Thursday 7 July 2016

Artificial Intelligence can help in detecting Alzheimer.




Alzheimer is very dangerous and critical mental disease where the patients start forgetting recent events, sudden memory loss, etc. Its progression is exponential so a probable patient of Alzheimer may not know unless some major issues of his mental health occur. So the Alzheimer must be detected initially for a rapid cure before larger symptoms can make the cure almost impossible.


With the recent evolvement of Artificial Intelligence, machines can do incredible tasks which were previously seemed impossible. AI has now entering into medical sector. The accurate and unique algorithms of Artificial Intelligence can be applied in many types of machinery of the medical field.

MRI (Medical Resource Imaging) can now be integrated with AI’s algorithms which help to diagnose the mental diseases. Researchers are succeeded in developing a technique where we can determine the patient who is suffering from memory-deprivation diseases like Alzheimer.

Medical Scientists of VU University Amsterdam has confirmed that with the use of the technique we can diagnose the other forms of dementia, especially which requires special neuroradiology and with almost 89 percent accurate results.



Evolution in techniques.


However, there are already methods available that can detect dementia. Today, we use the methods to determine the potential threat that is growing inside a human’s brain. But doctors believe that the dysfunction of mind is already undergone before the actual symptoms take effect.

In previous studies, scientists have discovered that it is the perfusion (process of delivering blood to a tissue) that eventually leads to brain diseases. In other words, if perfusion is less than required then the person is likely to have dementia.


Alle Meije Wink, who is a senior experimenter, and his colleagues have come up with a technique that determines the perfusion. However, the technique is still under observation and currently cannot be applied in MRI.

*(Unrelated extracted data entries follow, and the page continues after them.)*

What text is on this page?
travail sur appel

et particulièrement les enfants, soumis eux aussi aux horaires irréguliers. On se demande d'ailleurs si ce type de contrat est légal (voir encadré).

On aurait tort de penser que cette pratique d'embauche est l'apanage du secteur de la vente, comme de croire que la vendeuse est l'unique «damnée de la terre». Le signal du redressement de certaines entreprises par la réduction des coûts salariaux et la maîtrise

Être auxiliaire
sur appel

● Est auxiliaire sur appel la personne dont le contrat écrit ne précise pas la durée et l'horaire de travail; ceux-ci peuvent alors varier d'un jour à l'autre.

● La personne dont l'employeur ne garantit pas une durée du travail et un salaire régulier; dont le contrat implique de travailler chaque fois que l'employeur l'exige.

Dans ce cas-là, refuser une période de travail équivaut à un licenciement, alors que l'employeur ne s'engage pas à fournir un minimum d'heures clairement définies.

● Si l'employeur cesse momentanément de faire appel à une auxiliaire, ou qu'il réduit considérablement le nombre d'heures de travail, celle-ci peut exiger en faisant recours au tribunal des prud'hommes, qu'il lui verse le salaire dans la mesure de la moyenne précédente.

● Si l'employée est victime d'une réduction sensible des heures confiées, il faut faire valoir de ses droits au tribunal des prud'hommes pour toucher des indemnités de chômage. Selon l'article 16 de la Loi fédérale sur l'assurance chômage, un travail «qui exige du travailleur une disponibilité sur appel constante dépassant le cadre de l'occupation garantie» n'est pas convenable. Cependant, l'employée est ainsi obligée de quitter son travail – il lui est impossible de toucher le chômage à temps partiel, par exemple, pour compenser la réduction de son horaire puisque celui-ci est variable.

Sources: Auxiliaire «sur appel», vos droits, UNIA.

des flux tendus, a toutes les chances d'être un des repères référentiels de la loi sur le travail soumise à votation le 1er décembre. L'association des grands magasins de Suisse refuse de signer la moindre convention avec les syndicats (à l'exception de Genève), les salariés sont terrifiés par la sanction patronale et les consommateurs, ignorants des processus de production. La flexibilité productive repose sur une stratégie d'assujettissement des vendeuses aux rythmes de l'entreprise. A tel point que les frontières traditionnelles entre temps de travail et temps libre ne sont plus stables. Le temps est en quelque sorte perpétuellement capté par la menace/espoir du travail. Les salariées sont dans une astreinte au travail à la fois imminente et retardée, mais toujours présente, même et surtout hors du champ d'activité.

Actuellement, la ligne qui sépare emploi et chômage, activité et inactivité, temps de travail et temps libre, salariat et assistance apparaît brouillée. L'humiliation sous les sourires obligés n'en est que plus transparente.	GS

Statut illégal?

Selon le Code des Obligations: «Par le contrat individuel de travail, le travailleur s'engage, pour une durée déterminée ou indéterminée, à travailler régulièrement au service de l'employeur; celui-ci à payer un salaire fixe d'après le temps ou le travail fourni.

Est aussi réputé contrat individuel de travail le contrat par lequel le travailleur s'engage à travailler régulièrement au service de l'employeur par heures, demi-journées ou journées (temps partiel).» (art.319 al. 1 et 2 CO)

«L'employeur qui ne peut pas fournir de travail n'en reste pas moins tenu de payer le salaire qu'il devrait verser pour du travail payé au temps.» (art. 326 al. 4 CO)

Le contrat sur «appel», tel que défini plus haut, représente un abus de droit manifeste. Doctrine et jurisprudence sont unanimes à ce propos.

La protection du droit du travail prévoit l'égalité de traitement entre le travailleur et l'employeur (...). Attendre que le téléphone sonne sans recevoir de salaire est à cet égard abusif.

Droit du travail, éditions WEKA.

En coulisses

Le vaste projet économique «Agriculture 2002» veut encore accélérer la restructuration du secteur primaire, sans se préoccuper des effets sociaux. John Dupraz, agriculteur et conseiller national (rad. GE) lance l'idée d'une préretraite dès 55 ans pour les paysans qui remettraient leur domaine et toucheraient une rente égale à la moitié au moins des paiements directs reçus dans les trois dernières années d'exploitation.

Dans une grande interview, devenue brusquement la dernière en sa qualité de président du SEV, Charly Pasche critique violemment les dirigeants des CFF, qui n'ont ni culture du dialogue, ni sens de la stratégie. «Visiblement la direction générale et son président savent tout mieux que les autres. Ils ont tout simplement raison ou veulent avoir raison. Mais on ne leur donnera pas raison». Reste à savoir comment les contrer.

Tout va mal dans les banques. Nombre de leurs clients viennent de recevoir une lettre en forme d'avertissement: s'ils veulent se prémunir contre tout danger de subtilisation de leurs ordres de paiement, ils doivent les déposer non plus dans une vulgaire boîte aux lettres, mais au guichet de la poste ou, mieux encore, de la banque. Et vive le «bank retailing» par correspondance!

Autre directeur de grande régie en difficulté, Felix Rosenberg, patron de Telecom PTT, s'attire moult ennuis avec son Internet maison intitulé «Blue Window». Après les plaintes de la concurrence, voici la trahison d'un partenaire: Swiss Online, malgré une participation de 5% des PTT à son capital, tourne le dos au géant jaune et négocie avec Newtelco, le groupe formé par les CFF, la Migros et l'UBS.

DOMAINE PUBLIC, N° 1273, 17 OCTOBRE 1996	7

In the general public exceptance, Alle also believes that very few people believe in the prediction done by the machine. Hence, it is evident that it took time for people to accept and believe in the machine.


As per the report of World Health Organization, in 2015, more than 46 million people across the world was suffering from dementia and more than 7 million new cases has been noticed every year. So we can say that if machines can help our doctors to diagnose and cure potential threats of our brain, then an increase of the dementia cases can be slowed down.